Assume H9: (λ x5 . and (prim1 x5 (d3786.. x0 x1)) (and (and (PNoEq_ x5 x2 x3) (not (x2 x5))) (x3 x5))) x4.
Apply H9 with False.
Assume H10: prim1 x4 (d3786.. x0 x1).
Apply unknownprop_1ac99d32a7ae5dc08fd640ea6c8b661df6b3535fe85e88b30b17c3701cb4c7ce with x0, x1, x4, and (and (PNoEq_ x4 x2 x3) (not (x2 x4))) (x3 x4)False leaving 2 subgoals.

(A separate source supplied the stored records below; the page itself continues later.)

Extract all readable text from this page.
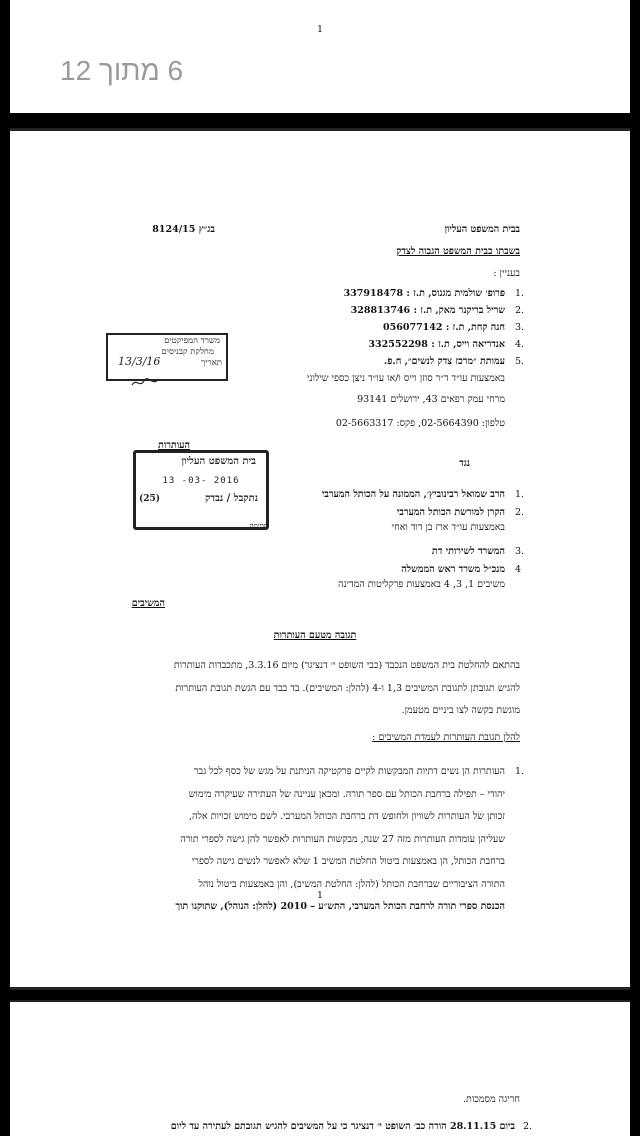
1
6 מתוך 12
בג״ץ 8124/15	בבית המשפט העליון
בשבתו כבית המשפט הגבוה לצדק
בעניין :
1.
פרופ׳ שולמית מגנוס, ת.ז : 337918478
2.
שריל בריקנר מאק, ת.ז : 328813746
3.
חנה קחת, ת.ז : 056077142
4.
אנדריאה וייס, ת.ז : 332552298
5.
עמותת ״מרכז צדק לנשים״, ח.פ.
באמצעות עו״ד ד״ר סוזן וייס ו/או עו״ד ניצן כספי שילוני
מרחי עמק רפאים 43, ירושלים 93141
טלפון: 02-5664390, פקס: 02-5663317
העותרות
נגד
1.
הרב שמואל רבינוביץ׳, הממונה על הכותל המערבי
2.
הקרן למורשת הכותל המערבי
באמצעות עו״ד ארז בן דוד ואחי
3.
המשרד לשירותי דת
4
מנכ״ל משרד ראש הממשלה
משיבים 1, 3, 4 באמצעות פרקליטות המדינה
המשיבים
תגובה מטעם העותרות
בהתאם להחלטת בית המשפט הנכבד (כבי השופט י׳ דנציגר) מיום 3.3.16, מתכבדות העותרות
להגיש תגובתן לתגובת המשיבים 1,3 ו-4 (להלן: המשיבים). בד בבד עם הגשת תגובת העותרות
מוגשת בקשה לצו ביניים מטעמן.
להלן תגובת העותרות לעמדת המשיבים :
1.
העותרות הן נשים דתיות המבקשות לקיים פרקטיקה הניתנת על מגש של כסף לכל גבר
יהודי – תפילה ברחבת הכותל עם ספר תורה. ומכאן עניינה של העתירה שעיקרה מימוש
זכותן של העותרות לשוויון ולחופש דת ברחבת הכותל המערבי. לשם מימוש זכויות אלה,
שעליהן עומדות העותרות מזה 27 שנה, מבקשות העותרות לאפשר להן גישה לספרי תורה
ברחבת הכותל, הן באמצעות ביטול החלטת המשיב 1 שלא לאפשר לנשים גישה לספרי
התורה הציבוריים שברחבת הכותל (להלן: החלטת המשיב), והן באמצעות ביטול נוהל
הכנסת ספרי תורה לרחבת הכותל המערבי, התש״ע – 2010 (להלן: הנוהל), שתוקנו תוך
1
משרד המפיקטים
מחלקת קבניסים
תאריך
13/3/16
בית המשפט העליון
13 -03- 2016
נתקבל / נבדק
(25)
חתימה
חריגה מסמכות.
2.
ביום 28.11.15 הורה כב׳ השופט י׳ דנציגר כי על המשיבים להגיש תגובתם לעתירה עד ליום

The subproof is completed by applying H10.
Assume H11: prim1 x4 x0.
Assume H12: prim1 x4 x1.
Assume H13: and (and (PNoEq_ x4 x2 x3) (not (x2 x4))) (x3 x4).
Apply H13 with False.
Assume H14: and (PNoEq_ x4 x2 x3) (not (x2 x4)).
Apply H14 with x3 x4False.
Assume H15: PNoEq_ x4 x2 x3.
Assume H16: not (x2 x4).
Assume H17: x3 x4.
Apply H16.
Apply iffEL with x3 x4, x2 x4 leaving 2 subgoals.
Apply H7 with x4.
The subproof is completed by applying H12.
The subproof is completed by applying H17.
Assume H8: prim1 x0 x1.
Assume H9: PNoEq_ x0 x2 x3.
Assume H10: x3 x0.
Apply In_irref with x0.
Apply H6 with λ x4 x5 . prim1 x0 x4.
The subproof is completed by applying H8.
Assume H8: prim1 x1 x0.
Assume H9: PNoEq_ x1 x2 x3.
Assume H10: not (x2 x1).
Apply In_irref with x0.
Apply H6 with λ x4 x5 . prim1 x4 x0.
The subproof is completed by applying H8.
Assume H4: and (x0 = x1) (PNoEq_ x0 x2 x3).
The subproof is completed by applying H4.